In the nineteenth century an essay was written on “Popular Admiration for Great Thieves,” in which it is noted that in the previous century Englishmen were no less “vain in boasting of the success of their highwaymen than of the bravery of their troops.” Hence the widespread popularity of The Newgate Calendar, the general title given to a succession of books which began to emerge at the end of the eighteenth century; the first was The Malefactor’s Register or New Newgate and Tyburn Calendar, and its popularity was such that it can be compared to Foxe’s Book of Martyrs in the mid-sixteenth century or perhaps the ubiquitous legends about saints of the medieval period. It might even be compared to the vogue for fairy tales emerging in the early nineteenth century. The ambiguity of the genre is further compounded by the school of the “Newgate novel” which emerged in the same period, with such celebrated practitioners as Harrison Ainsworth and Bulwer Lytton. It is perhaps significant that in Newgate itself the inmates were addicted to “light literature … novels, flash songs, plays, books.” Everyone was copying everyone else.

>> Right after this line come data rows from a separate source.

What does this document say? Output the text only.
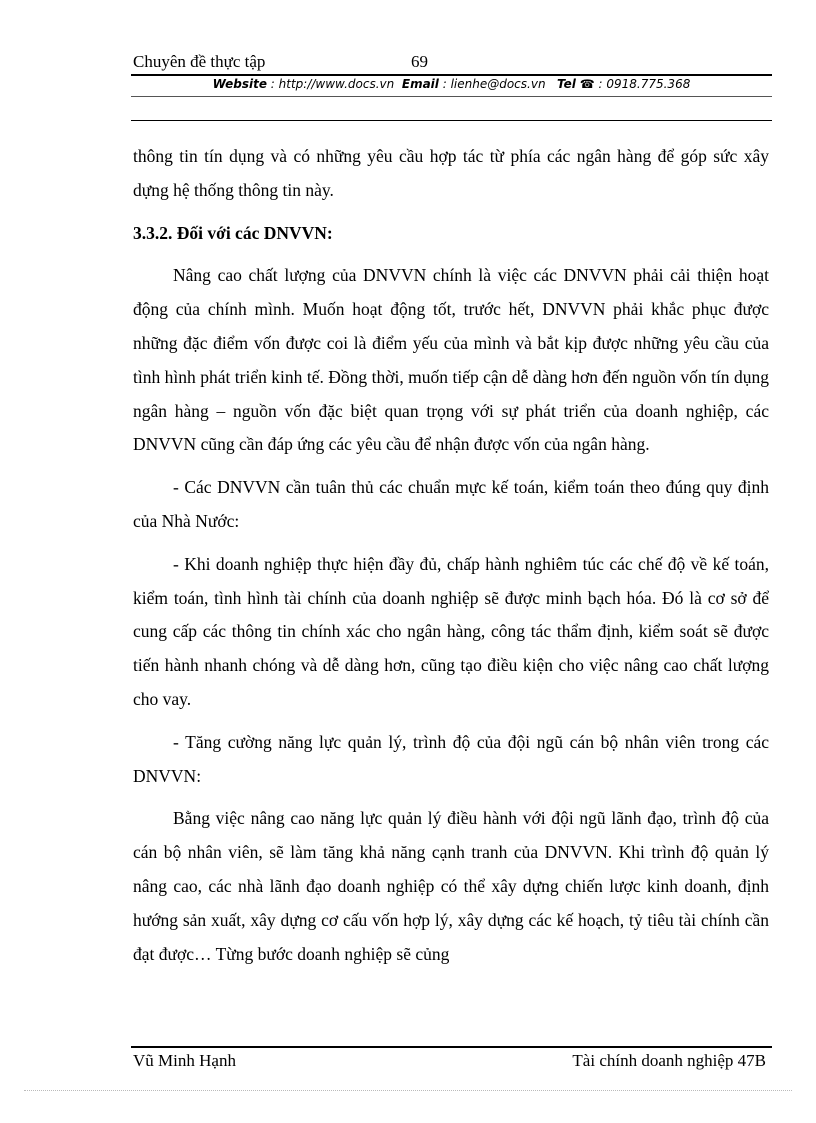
Chuyên đề thực tập	69
Website : http://www.docs.vn Email : lienhe@docs.vn Tel ☎ : 0918.775.368

thông tin tín dụng và có những yêu cầu hợp tác từ phía các ngân hàng để góp sức xây dựng hệ thống thông tin này.

3.3.2. Đối với các DNVVN:

Nâng cao chất lượng của DNVVN chính là việc các DNVVN phải cải thiện hoạt động của chính mình. Muốn hoạt động tốt, trước hết, DNVVN phải khắc phục được những đặc điểm vốn được coi là điểm yếu của mình và bắt kịp được những yêu cầu của tình hình phát triển kinh tế. Đồng thời, muốn tiếp cận dễ dàng hơn đến nguồn vốn tín dụng ngân hàng – nguồn vốn đặc biệt quan trọng với sự phát triển của doanh nghiệp, các DNVVN cũng cần đáp ứng các yêu cầu để nhận được vốn của ngân hàng.

- Các DNVVN cần tuân thủ các chuẩn mực kế toán, kiểm toán theo đúng quy định của Nhà Nước:

- Khi doanh nghiệp thực hiện đầy đủ, chấp hành nghiêm túc các chế độ về kế toán, kiểm toán, tình hình tài chính của doanh nghiệp sẽ được minh bạch hóa. Đó là cơ sở để cung cấp các thông tin chính xác cho ngân hàng, công tác thẩm định, kiểm soát sẽ được tiến hành nhanh chóng và dễ dàng hơn, cũng tạo điều kiện cho việc nâng cao chất lượng cho vay.

- Tăng cường năng lực quản lý, trình độ của đội ngũ cán bộ nhân viên trong các DNVVN:

Bằng việc nâng cao năng lực quản lý điều hành với đội ngũ lãnh đạo, trình độ của cán bộ nhân viên, sẽ làm tăng khả năng cạnh tranh của DNVVN. Khi trình độ quản lý nâng cao, các nhà lãnh đạo doanh nghiệp có thể xây dựng chiến lược kinh doanh, định hướng sản xuất, xây dựng cơ cấu vốn hợp lý, xây dựng các kế hoạch, tỷ tiêu tài chính cần đạt được… Từng bước doanh nghiệp sẽ củng

Vũ Minh Hạnh	Tài chính doanh nghiệp 47B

The content of these various publications was equally ambiguous, hovering somewhere between celebration and condemnation. In similar fashion skill and cunning, disguise and stratagem, were commonly admired as the dramatic expedients of street life. There was the infamous “Little Casey,” a nine-year-old pickpocket whose skills made him the wonder of late 1740s London. There was Mary Young, known as Jenny Diver, who practised in the same streets some forty years before; she would dress up as a pregnant woman and, hiding a pair of artificial arms and hands beneath her dress, opened pockets and purses with ease. She, in turn, was celebrated by the London populace for her “skills of timing, disguise, wit and dissimulation.”

At a later date there emerged Charles Price or “Old Patch”; he committed sophisticated forgeries, and passed off his bank-notes in a variety of elaborate disguises. He was a “compact middle-aged man” but typically would dress as an infirm and aged Londoner, wearing “a long black camlet cloak, with a broad cape fastened up close to his chin.” He had a large “broad-brimmed slouch hat, often green spectacles or a green shade.” He dressed up, in other words, as the “old man” of stage comedy.

In the late nineteenth century Charles Peace was also celebrated as a master of disguise and manipulation; the son of a file-maker, he conducted an ordinary life as a suburban householder variously in Lambeth and in Peck-ham. Yet “by shooting forward his lower jaw he could entirely alter his appearance. He had been a one-armed man, the live limb being concealed beneath his clothes … The police declared that he could so change himself, even without material disguises, that he was unrecognisable.” He even designed a folding ladder eight feet long which folded down to a sixth of that length, fifteen inches, and could be concealed under the arm. He had once been a street musician and had a great love for fiddles; he even contrived to steal them, although on occasions they furnished an awkward addition to his “swag.” After his death on the scaffold, his collection of instruments was put up for auction. Yet in a city of character and spectacle, it was his ability to disguise himself which exerted the most fascination. In the “Black Museum” of Scotland Yard there used to be exhibited the pair of blue goggles “he was accustomed to wear in his favourite character of eccentric old philosopher.”

He was also a callous criminal, who murdered anyone who got in his way, and so the celebration of disguise is tempered by disgust at the nature of his crimes. This indeed was a feature of The Newgate Calendar itself, as in “A Narrative of the horrid Cruelties of Elizabeth Brownrigg on her Apprentices.” She was a midwife chosen by the overseers of the poor of St. Dunstan’s parish “to take care of the poor women who were taken in labour in the workhouse.” She had several penniless girls working as her servants, at her house in Fleur-de-lis Court off Fleet Street, and she systematically tortured, abused and killed them. As she was led to her death, in the autumn of 1767, the London mob shouted out that “she would go to hell” and that “the devil would fetch her.” Her body was anatomised, and her skeleton displayed in a niche of Surgeon’s Hall.

After such events came the trade in “Last Dying Confessions.” Some were genuinely composed by the felons themselves-who often took great delight in reading their “Last Speeches” in their cells-but customarily it was the “Ordinary” or religious minister of Newgate who wrote what were essentially morbid and moralistic texts. The city then became a stage upon which were presented spectacles for the delight and terror of the urban audience.